I’ve noticed that most of the major brands of beef jerky are using an awful lot of sugar in their cure, sometimes it is second after beef in the ingredient list. This results in a soft, sweet jerky with little of the salty, savory flavor I like. Jack Link and Oberto are especially guilty of this.
Does anybody know of a brand that isn’t so sweet, with a more salty, peppery profile? I have made my own, but some times I just want an easy snack from a grocery or convenience store.
That’s just messed up. Biltong isn’t jerky and that’s some of the fuggliest biltong I’ve ever seen. Biltong should be dark, rich red-brownverging on black, that shit is grey. It looks like it is covered in mould…
Fair enough, but the meat doesn’t have to be an expensive cut, does it?
I’d imagine you could use just about any meat and season it to taste. I remember having venison jerky a few times, and it was great. That was just some output from a deer being processed during hunting season… I have no idea what the cost was, but I would think you could use some fairly inexpensive “input” meat, that isn’t either popular as a regular dinner choice, or something like chicken or turkey as the base.
At least for biltong, you need lean meat, because there’s no cooking to soften connective tissues and render fats. If you start with a gristly cut of meat, you end up with a rubber chew toy. The best cuts are fillet, rump or the like. Ostrich is great too, no bones. And lean cuts are not the cheap ones.
It might be different for jerky that’s smoked, although my understanding is it’s not like you’re slow-bbq-smoking brisket or anything. Also jerky is sliced first, then dried, so that might factor into which cuts you can use.

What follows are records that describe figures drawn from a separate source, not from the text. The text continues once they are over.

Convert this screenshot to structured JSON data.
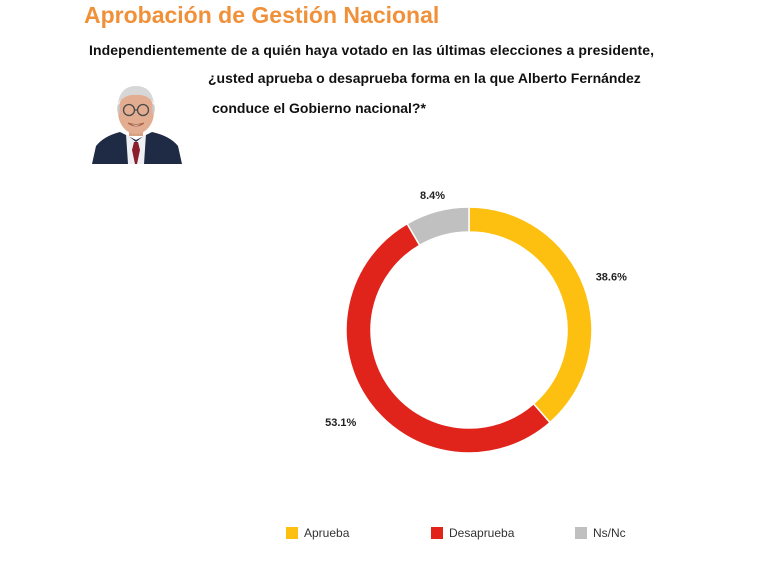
{
  "header": {
    "title": "Aprobación de Gestión Nacional",
    "question_line1": "Independientemente de a quién haya votado en las últimas elecciones a presidente,",
    "question_line2": "¿usted aprueba o desaprueba  forma en la que Alberto Fernández",
    "question_line3": "conduce el Gobierno nacional?*"
  },
  "colors": {
    "title": "#F0913A",
    "aprueba": "#FDC010",
    "desaprueba": "#E0241C",
    "nsnc": "#C0C0C0"
  },
  "chart_data": {
    "type": "pie",
    "style": "donut",
    "title": "",
    "categories": [
      "Aprueba",
      "Desaprueba",
      "Ns/Nc"
    ],
    "values": [
      38.6,
      53.1,
      8.4
    ],
    "labels": [
      "38.6%",
      "53.1%",
      "8.4%"
    ],
    "legend_position": "bottom"
  }
}
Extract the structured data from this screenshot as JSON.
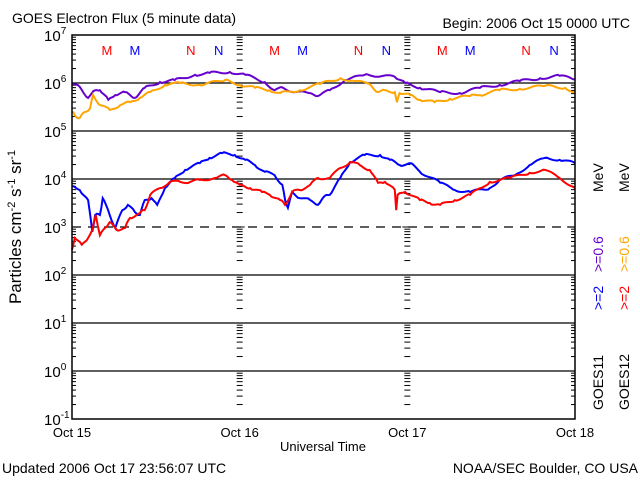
{
  "chart_data": {
    "type": "line",
    "title": "GOES Electron Flux (5 minute data)",
    "begin": "Begin: 2006 Oct 15 0000 UTC",
    "xlabel": "Universal Time",
    "ylabel_parts": [
      "Particles cm",
      "-2",
      "s",
      "-1",
      "sr",
      "-1"
    ],
    "x_unit": "hours since 2006 Oct 15 0000 UTC",
    "xlim": [
      0,
      72
    ],
    "x_ticks": [
      {
        "hour": 0,
        "label": "Oct 15"
      },
      {
        "hour": 24,
        "label": "Oct 16"
      },
      {
        "hour": 48,
        "label": "Oct 17"
      },
      {
        "hour": 72,
        "label": "Oct 18"
      }
    ],
    "y_scale": "log",
    "ylim_log10": [
      -1,
      7
    ],
    "y_ticks": [
      {
        "base": "10",
        "exp": "7"
      },
      {
        "base": "10",
        "exp": "6"
      },
      {
        "base": "10",
        "exp": "5"
      },
      {
        "base": "10",
        "exp": "4"
      },
      {
        "base": "10",
        "exp": "3"
      },
      {
        "base": "10",
        "exp": "2"
      },
      {
        "base": "10",
        "exp": "1"
      },
      {
        "base": "10",
        "exp": "0"
      },
      {
        "base": "10",
        "exp": "-1"
      }
    ],
    "reference_lines": [
      {
        "log10": 6,
        "style": "solid"
      },
      {
        "log10": 5,
        "style": "solid"
      },
      {
        "log10": 4,
        "style": "solid"
      },
      {
        "log10": 3,
        "style": "dashed"
      },
      {
        "log10": 2,
        "style": "solid"
      },
      {
        "log10": 1,
        "style": "solid"
      },
      {
        "log10": 0,
        "style": "solid"
      }
    ],
    "markers": [
      {
        "label": "M",
        "hour": 5,
        "color": "#ff0000"
      },
      {
        "label": "M",
        "hour": 9,
        "color": "#0000ff"
      },
      {
        "label": "N",
        "hour": 17,
        "color": "#ff0000"
      },
      {
        "label": "N",
        "hour": 21,
        "color": "#0000ff"
      },
      {
        "label": "M",
        "hour": 29,
        "color": "#ff0000"
      },
      {
        "label": "M",
        "hour": 33,
        "color": "#0000ff"
      },
      {
        "label": "N",
        "hour": 41,
        "color": "#ff0000"
      },
      {
        "label": "N",
        "hour": 45,
        "color": "#0000ff"
      },
      {
        "label": "M",
        "hour": 53,
        "color": "#ff0000"
      },
      {
        "label": "M",
        "hour": 57,
        "color": "#0000ff"
      },
      {
        "label": "N",
        "hour": 65,
        "color": "#ff0000"
      },
      {
        "label": "N",
        "hour": 69,
        "color": "#0000ff"
      }
    ],
    "legend": {
      "placement": "right (rotated)",
      "columns": [
        {
          "satellite": "GOES11",
          "e2": ">=2",
          "e06": ">=0.6",
          "unit": "MeV",
          "color_e2": "#0000ff",
          "color_e06": "#6600cc"
        },
        {
          "satellite": "GOES12",
          "e2": ">=2",
          "e06": ">=0.6",
          "unit": "MeV",
          "color_e2": "#ff0000",
          "color_e06": "#ffa500"
        }
      ]
    },
    "series": [
      {
        "name": "GOES11 >=0.6 MeV",
        "color": "#6600cc",
        "points_hour_log10": [
          [
            0,
            5.98
          ],
          [
            1.1,
            5.92
          ],
          [
            2.3,
            5.69
          ],
          [
            3.3,
            5.85
          ],
          [
            4.0,
            5.85
          ],
          [
            5.2,
            5.65
          ],
          [
            6.2,
            5.75
          ],
          [
            7.6,
            5.81
          ],
          [
            9.0,
            5.69
          ],
          [
            10.4,
            5.9
          ],
          [
            12.6,
            6.02
          ],
          [
            14.7,
            6.06
          ],
          [
            17.6,
            6.17
          ],
          [
            19.7,
            6.21
          ],
          [
            22.6,
            6.23
          ],
          [
            24.8,
            6.17
          ],
          [
            27.6,
            6.02
          ],
          [
            29.0,
            5.85
          ],
          [
            30.2,
            5.9
          ],
          [
            31.9,
            5.81
          ],
          [
            34.1,
            5.79
          ],
          [
            35.2,
            5.73
          ],
          [
            36.9,
            5.85
          ],
          [
            39.1,
            6.06
          ],
          [
            41.9,
            6.17
          ],
          [
            46.2,
            6.13
          ],
          [
            47.7,
            6.0
          ],
          [
            49.8,
            5.9
          ],
          [
            52.7,
            5.81
          ],
          [
            55.5,
            5.79
          ],
          [
            58.4,
            5.9
          ],
          [
            61.2,
            5.96
          ],
          [
            64.1,
            6.04
          ],
          [
            67.0,
            6.1
          ],
          [
            69.8,
            6.15
          ],
          [
            72.0,
            6.08
          ]
        ]
      },
      {
        "name": "GOES12 >=0.6 MeV",
        "color": "#ffa500",
        "points_hour_log10": [
          [
            0,
            5.4
          ],
          [
            0.4,
            5.33
          ],
          [
            1.1,
            5.27
          ],
          [
            1.9,
            5.4
          ],
          [
            2.6,
            5.48
          ],
          [
            3.0,
            5.75
          ],
          [
            4.0,
            5.54
          ],
          [
            5.4,
            5.44
          ],
          [
            6.9,
            5.54
          ],
          [
            8.3,
            5.6
          ],
          [
            9.7,
            5.69
          ],
          [
            11.2,
            5.81
          ],
          [
            13.3,
            5.96
          ],
          [
            15.5,
            6.0
          ],
          [
            18.3,
            5.96
          ],
          [
            21.9,
            6.06
          ],
          [
            24.0,
            5.96
          ],
          [
            26.2,
            5.9
          ],
          [
            28.3,
            5.85
          ],
          [
            29.8,
            5.79
          ],
          [
            32.6,
            5.85
          ],
          [
            35.5,
            5.98
          ],
          [
            38.4,
            6.1
          ],
          [
            40.5,
            6.04
          ],
          [
            42.6,
            5.98
          ],
          [
            43.8,
            5.81
          ],
          [
            44.8,
            5.85
          ],
          [
            46.2,
            5.81
          ],
          [
            46.5,
            5.6
          ],
          [
            46.9,
            5.79
          ],
          [
            48.4,
            5.75
          ],
          [
            49.8,
            5.65
          ],
          [
            51.9,
            5.6
          ],
          [
            54.1,
            5.67
          ],
          [
            57.0,
            5.73
          ],
          [
            58.4,
            5.75
          ],
          [
            61.2,
            5.85
          ],
          [
            64.1,
            5.88
          ],
          [
            67.7,
            5.94
          ],
          [
            70.6,
            5.9
          ],
          [
            72.0,
            5.81
          ]
        ]
      },
      {
        "name": "GOES11 >=2 MeV",
        "color": "#0000ff",
        "points_hour_log10": [
          [
            0,
            3.85
          ],
          [
            1.1,
            3.77
          ],
          [
            2.3,
            3.56
          ],
          [
            2.9,
            2.9
          ],
          [
            3.3,
            3.25
          ],
          [
            4.0,
            3.25
          ],
          [
            4.4,
            3.6
          ],
          [
            5.4,
            3.25
          ],
          [
            6.2,
            2.98
          ],
          [
            7.2,
            3.35
          ],
          [
            8.0,
            3.46
          ],
          [
            9.0,
            3.31
          ],
          [
            9.7,
            3.25
          ],
          [
            10.4,
            3.56
          ],
          [
            11.4,
            3.6
          ],
          [
            12.2,
            3.46
          ],
          [
            13.3,
            3.81
          ],
          [
            14.7,
            4.02
          ],
          [
            16.2,
            4.19
          ],
          [
            18.3,
            4.33
          ],
          [
            19.7,
            4.44
          ],
          [
            21.5,
            4.54
          ],
          [
            23.3,
            4.5
          ],
          [
            24.8,
            4.4
          ],
          [
            26.2,
            4.29
          ],
          [
            27.6,
            4.15
          ],
          [
            29.0,
            4.08
          ],
          [
            30.1,
            3.88
          ],
          [
            30.5,
            3.56
          ],
          [
            30.9,
            3.4
          ],
          [
            31.5,
            3.73
          ],
          [
            32.6,
            3.6
          ],
          [
            34.1,
            3.56
          ],
          [
            35.2,
            3.46
          ],
          [
            36.2,
            3.65
          ],
          [
            36.9,
            3.67
          ],
          [
            38.4,
            4.02
          ],
          [
            39.8,
            4.35
          ],
          [
            41.9,
            4.5
          ],
          [
            44.1,
            4.5
          ],
          [
            45.5,
            4.4
          ],
          [
            46.9,
            4.29
          ],
          [
            48.4,
            4.33
          ],
          [
            49.8,
            4.15
          ],
          [
            52.7,
            3.92
          ],
          [
            54.8,
            3.77
          ],
          [
            57.0,
            3.73
          ],
          [
            59.8,
            3.81
          ],
          [
            61.2,
            3.98
          ],
          [
            63.4,
            4.08
          ],
          [
            65.5,
            4.29
          ],
          [
            67.7,
            4.44
          ],
          [
            69.8,
            4.4
          ],
          [
            72.0,
            4.33
          ]
        ]
      },
      {
        "name": "GOES12 >=2 MeV",
        "color": "#ff0000",
        "points_hour_log10": [
          [
            0,
            2.52
          ],
          [
            0.4,
            2.77
          ],
          [
            1.4,
            2.63
          ],
          [
            2.3,
            2.77
          ],
          [
            2.9,
            2.94
          ],
          [
            3.4,
            3.25
          ],
          [
            4.0,
            2.83
          ],
          [
            4.7,
            2.98
          ],
          [
            5.4,
            3.1
          ],
          [
            6.4,
            2.94
          ],
          [
            7.6,
            2.98
          ],
          [
            8.3,
            3.19
          ],
          [
            9.7,
            3.29
          ],
          [
            10.4,
            3.35
          ],
          [
            11.2,
            3.67
          ],
          [
            12.6,
            3.81
          ],
          [
            14.0,
            3.94
          ],
          [
            15.5,
            3.94
          ],
          [
            16.9,
            3.94
          ],
          [
            18.3,
            3.98
          ],
          [
            20.5,
            4.02
          ],
          [
            21.9,
            4.08
          ],
          [
            22.9,
            3.98
          ],
          [
            24.0,
            3.88
          ],
          [
            25.5,
            3.81
          ],
          [
            27.2,
            3.73
          ],
          [
            28.3,
            3.67
          ],
          [
            29.8,
            3.56
          ],
          [
            30.5,
            3.46
          ],
          [
            31.5,
            3.73
          ],
          [
            32.6,
            3.77
          ],
          [
            34.1,
            3.88
          ],
          [
            35.2,
            4.02
          ],
          [
            36.9,
            4.02
          ],
          [
            38.4,
            4.23
          ],
          [
            39.8,
            4.35
          ],
          [
            41.2,
            4.29
          ],
          [
            42.6,
            4.19
          ],
          [
            43.8,
            3.92
          ],
          [
            44.8,
            3.94
          ],
          [
            46.2,
            3.77
          ],
          [
            46.4,
            3.35
          ],
          [
            46.6,
            3.67
          ],
          [
            47.7,
            3.73
          ],
          [
            49.8,
            3.56
          ],
          [
            51.2,
            3.5
          ],
          [
            52.7,
            3.46
          ],
          [
            54.8,
            3.56
          ],
          [
            57.0,
            3.67
          ],
          [
            59.8,
            3.94
          ],
          [
            62.7,
            4.02
          ],
          [
            65.5,
            4.13
          ],
          [
            67.7,
            4.19
          ],
          [
            69.8,
            4.02
          ],
          [
            72.0,
            3.81
          ]
        ]
      }
    ]
  },
  "footer": {
    "updated": "Updated 2006 Oct 17 23:56:07 UTC",
    "source": "NOAA/SEC Boulder, CO USA"
  }
}
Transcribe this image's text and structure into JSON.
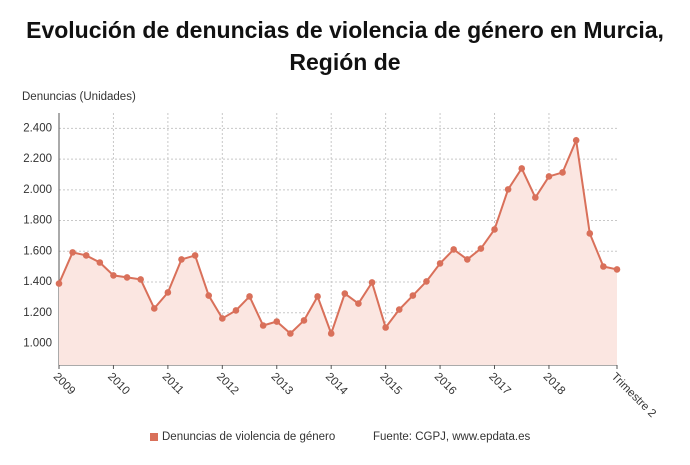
{
  "chart_data": {
    "type": "line",
    "title": "Evolución de denuncias de violencia de género en Murcia, Región de",
    "y_label": "Denuncias (Unidades)",
    "source": "Fuente: CGPJ, www.epdata.es",
    "categories": [
      "2009",
      null,
      null,
      null,
      "2010",
      null,
      null,
      null,
      "2011",
      null,
      null,
      null,
      "2012",
      null,
      null,
      null,
      "2013",
      null,
      null,
      null,
      "2014",
      null,
      null,
      null,
      "2015",
      null,
      null,
      null,
      "2016",
      null,
      null,
      null,
      "2017",
      null,
      null,
      null,
      "2018",
      null,
      null,
      null,
      null,
      "Trimestre 2"
    ],
    "series": [
      {
        "name": "Denuncias de violencia de género",
        "color": "#d9705a",
        "values": [
          1390,
          1593,
          1573,
          1527,
          1443,
          1430,
          1417,
          1228,
          1332,
          1547,
          1573,
          1312,
          1163,
          1215,
          1306,
          1117,
          1143,
          1065,
          1150,
          1306,
          1065,
          1325,
          1260,
          1397,
          1104,
          1221,
          1312,
          1404,
          1521,
          1612,
          1547,
          1618,
          1742,
          2003,
          2139,
          1950,
          2087,
          2113,
          2322,
          1716,
          1501,
          1482
        ]
      }
    ],
    "ylim": [
      860,
      2500
    ],
    "yticks": [
      {
        "value": 1000,
        "label": "1.000"
      },
      {
        "value": 1200,
        "label": "1.200"
      },
      {
        "value": 1400,
        "label": "1.400"
      },
      {
        "value": 1600,
        "label": "1.600"
      },
      {
        "value": 1800,
        "label": "1.800"
      },
      {
        "value": 2000,
        "label": "2.000"
      },
      {
        "value": 2200,
        "label": "2.200"
      },
      {
        "value": 2400,
        "label": "2.400"
      }
    ],
    "grid": true,
    "area_color": "#fbe6e1"
  }
}
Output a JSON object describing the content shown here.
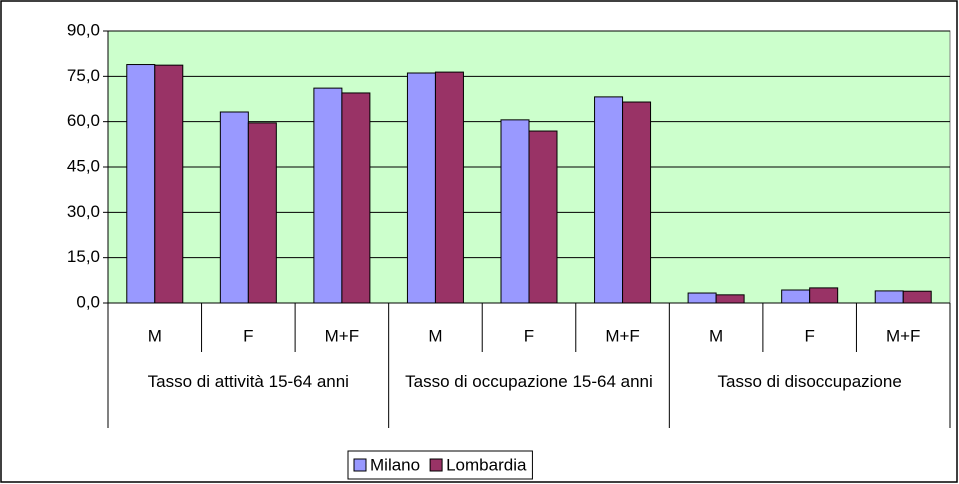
{
  "chart_data": {
    "type": "bar",
    "categories": [
      "M",
      "F",
      "M+F",
      "M",
      "F",
      "M+F",
      "M",
      "F",
      "M+F"
    ],
    "groups": [
      "Tasso di attività 15-64 anni",
      "Tasso di occupazione 15-64 anni",
      "Tasso di disoccupazione"
    ],
    "series": [
      {
        "name": "Milano",
        "color": "#9999ff",
        "values": [
          78.9,
          63.2,
          71.1,
          76.1,
          60.6,
          68.2,
          3.3,
          4.3,
          4.0
        ]
      },
      {
        "name": "Lombardia",
        "color": "#993366",
        "values": [
          78.7,
          59.6,
          69.5,
          76.4,
          56.9,
          66.5,
          2.7,
          5.0,
          3.9
        ]
      }
    ],
    "ylim": [
      0,
      90
    ],
    "yticks": [
      {
        "value": 0,
        "label": "0,0"
      },
      {
        "value": 15,
        "label": "15,0"
      },
      {
        "value": 30,
        "label": "30,0"
      },
      {
        "value": 45,
        "label": "45,0"
      },
      {
        "value": 60,
        "label": "60,0"
      },
      {
        "value": 75,
        "label": "75,0"
      },
      {
        "value": 90,
        "label": "90,0"
      }
    ],
    "grid": true,
    "legend": "bottom",
    "plot_background": "#ccffcc"
  }
}
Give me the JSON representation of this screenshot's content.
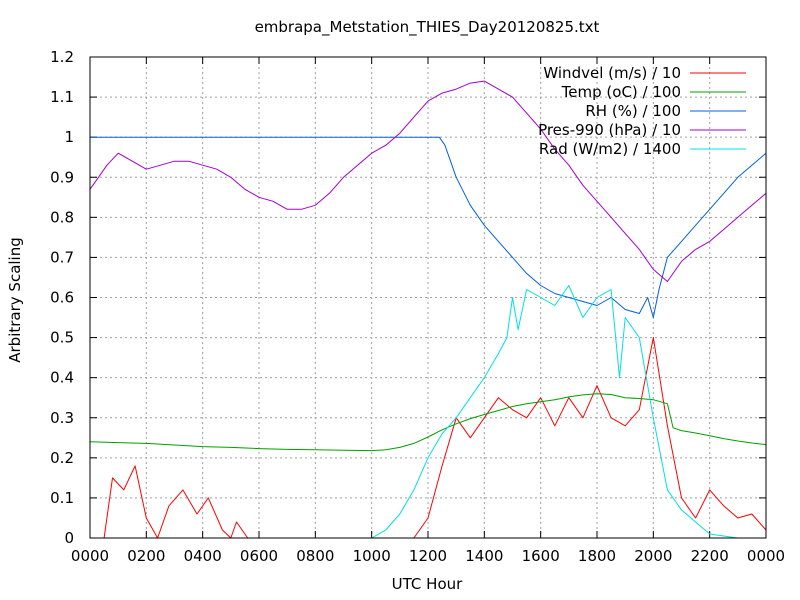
{
  "chart_data": {
    "type": "line",
    "title": "embrapa_Metstation_THIES_Day20120825.txt",
    "xlabel": "UTC Hour",
    "ylabel": "Arbitrary Scaling",
    "xlim": [
      0,
      2400
    ],
    "ylim": [
      0,
      1.2
    ],
    "grid": true,
    "legend_position": "top-right",
    "x_ticks": [
      "0000",
      "0200",
      "0400",
      "0600",
      "0800",
      "1000",
      "1200",
      "1400",
      "1600",
      "1800",
      "2000",
      "2200",
      "0000"
    ],
    "y_ticks": [
      "0",
      "0.1",
      "0.2",
      "0.3",
      "0.4",
      "0.5",
      "0.6",
      "0.7",
      "0.8",
      "0.9",
      "1",
      "1.1",
      "1.2"
    ],
    "series": [
      {
        "name": "Windvel (m/s) / 10",
        "color": "#ff0000",
        "x": [
          0,
          50,
          80,
          120,
          160,
          200,
          240,
          280,
          330,
          380,
          420,
          470,
          500,
          520,
          560,
          700,
          900,
          1050,
          1150,
          1200,
          1250,
          1300,
          1350,
          1400,
          1450,
          1500,
          1550,
          1600,
          1650,
          1700,
          1750,
          1800,
          1850,
          1900,
          1950,
          2000,
          2050,
          2100,
          2150,
          2200,
          2250,
          2300,
          2350,
          2400
        ],
        "y": [
          0,
          0,
          0.15,
          0.12,
          0.18,
          0.05,
          0,
          0.08,
          0.12,
          0.06,
          0.1,
          0.02,
          0,
          0.04,
          0,
          0,
          0,
          0,
          0,
          0.05,
          0.18,
          0.3,
          0.25,
          0.3,
          0.35,
          0.32,
          0.3,
          0.35,
          0.28,
          0.35,
          0.3,
          0.38,
          0.3,
          0.28,
          0.32,
          0.5,
          0.28,
          0.1,
          0.05,
          0.12,
          0.08,
          0.05,
          0.06,
          0.02
        ]
      },
      {
        "name": "Temp (oC) / 100",
        "color": "#00a000",
        "x": [
          0,
          100,
          200,
          300,
          400,
          500,
          600,
          700,
          800,
          900,
          1000,
          1050,
          1100,
          1150,
          1200,
          1250,
          1300,
          1350,
          1400,
          1450,
          1500,
          1550,
          1600,
          1650,
          1700,
          1750,
          1800,
          1850,
          1900,
          1950,
          2000,
          2050,
          2070,
          2100,
          2150,
          2200,
          2250,
          2300,
          2350,
          2400
        ],
        "y": [
          0.24,
          0.238,
          0.236,
          0.232,
          0.228,
          0.226,
          0.223,
          0.221,
          0.22,
          0.219,
          0.218,
          0.22,
          0.226,
          0.236,
          0.252,
          0.27,
          0.285,
          0.298,
          0.308,
          0.318,
          0.328,
          0.335,
          0.34,
          0.345,
          0.352,
          0.357,
          0.36,
          0.358,
          0.35,
          0.348,
          0.345,
          0.335,
          0.275,
          0.268,
          0.262,
          0.255,
          0.248,
          0.242,
          0.237,
          0.233
        ]
      },
      {
        "name": "RH (%) / 100",
        "color": "#0060e0",
        "x": [
          0,
          200,
          400,
          600,
          800,
          1000,
          1200,
          1240,
          1260,
          1300,
          1350,
          1400,
          1450,
          1500,
          1550,
          1600,
          1650,
          1700,
          1750,
          1800,
          1850,
          1900,
          1950,
          1980,
          2000,
          2020,
          2050,
          2100,
          2150,
          2200,
          2250,
          2300,
          2350,
          2400
        ],
        "y": [
          1.0,
          1.0,
          1.0,
          1.0,
          1.0,
          1.0,
          1.0,
          1.0,
          0.98,
          0.9,
          0.83,
          0.78,
          0.74,
          0.7,
          0.66,
          0.63,
          0.61,
          0.6,
          0.59,
          0.58,
          0.6,
          0.57,
          0.56,
          0.6,
          0.55,
          0.62,
          0.7,
          0.74,
          0.78,
          0.82,
          0.86,
          0.9,
          0.93,
          0.96
        ]
      },
      {
        "name": "Pres-990 (hPa) / 10",
        "color": "#a000d0",
        "x": [
          0,
          30,
          60,
          100,
          150,
          200,
          250,
          300,
          350,
          400,
          450,
          500,
          550,
          600,
          650,
          700,
          750,
          800,
          850,
          900,
          950,
          1000,
          1050,
          1100,
          1150,
          1200,
          1250,
          1300,
          1350,
          1400,
          1450,
          1500,
          1550,
          1600,
          1650,
          1700,
          1750,
          1800,
          1850,
          1900,
          1950,
          2000,
          2050,
          2100,
          2150,
          2200,
          2250,
          2300,
          2350,
          2400
        ],
        "y": [
          0.87,
          0.9,
          0.93,
          0.96,
          0.94,
          0.92,
          0.93,
          0.94,
          0.94,
          0.93,
          0.92,
          0.9,
          0.87,
          0.85,
          0.84,
          0.82,
          0.82,
          0.83,
          0.86,
          0.9,
          0.93,
          0.96,
          0.98,
          1.01,
          1.05,
          1.09,
          1.11,
          1.12,
          1.135,
          1.14,
          1.12,
          1.1,
          1.06,
          1.02,
          0.97,
          0.93,
          0.88,
          0.84,
          0.8,
          0.76,
          0.72,
          0.67,
          0.64,
          0.69,
          0.72,
          0.74,
          0.77,
          0.8,
          0.83,
          0.86
        ]
      },
      {
        "name": "Rad (W/m2) / 1400",
        "color": "#00e0e0",
        "x": [
          0,
          200,
          400,
          600,
          800,
          1000,
          1050,
          1100,
          1150,
          1200,
          1250,
          1300,
          1350,
          1400,
          1450,
          1480,
          1500,
          1520,
          1550,
          1600,
          1650,
          1700,
          1750,
          1800,
          1850,
          1880,
          1900,
          1950,
          2000,
          2050,
          2100,
          2150,
          2200,
          2300,
          2400
        ],
        "y": [
          0,
          0,
          0,
          0,
          0,
          0,
          0.02,
          0.06,
          0.12,
          0.2,
          0.26,
          0.3,
          0.35,
          0.4,
          0.46,
          0.5,
          0.6,
          0.52,
          0.62,
          0.6,
          0.58,
          0.63,
          0.55,
          0.6,
          0.62,
          0.4,
          0.55,
          0.5,
          0.3,
          0.12,
          0.07,
          0.04,
          0.01,
          0,
          0
        ]
      }
    ]
  }
}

Even the cheapest cuts of beef tend to be more than $3/lb. Dehydrated to 25% of the original weight puts jerky at $12/lb. If jerky is cheaper than that per pound, it’s because they’ve added a lot of sugar and salt. (Hence the difficulty of the OP’s quest, I suspect.)
Yeah their label makes a deal out of biltong not being “jerky” … apparently biltong is cut differently and has more residual moisture (and is thus less preserved). Having no idea what biltong “should” taste like all I can say is that what they sell tastes pretty good to me. Definitely not sugary and with some peppery and umani flavor to it. Apparently backbones for biltong include coriander, salt, pepper, and vinegar. Then who knows what.
It doesn’t have to be steak, but it does need to be lean, so chuck and brisket are out. If it has high fat content, it won’t dry properly, it will taste greasy and go bad faster. Bottom round is pretty lean, and not too expensive.
This stuff is the bomb! Chewy, salty, peppery with no sugar. It is the beef jerky of my youth. And I get it for $3.79 for a 2.2oz package at my supermarket, which is a lot cheaper than online sources I have seen.
I’ve had the same problem. All I want is meaty, peppery jerky. Aside from some truck stop jerky in the central valley years ago (you know, in a big ziplock bag with a label off a cheap inkjet), the best I’ve found is Enjoy Old Fashioned Pepperedjerky.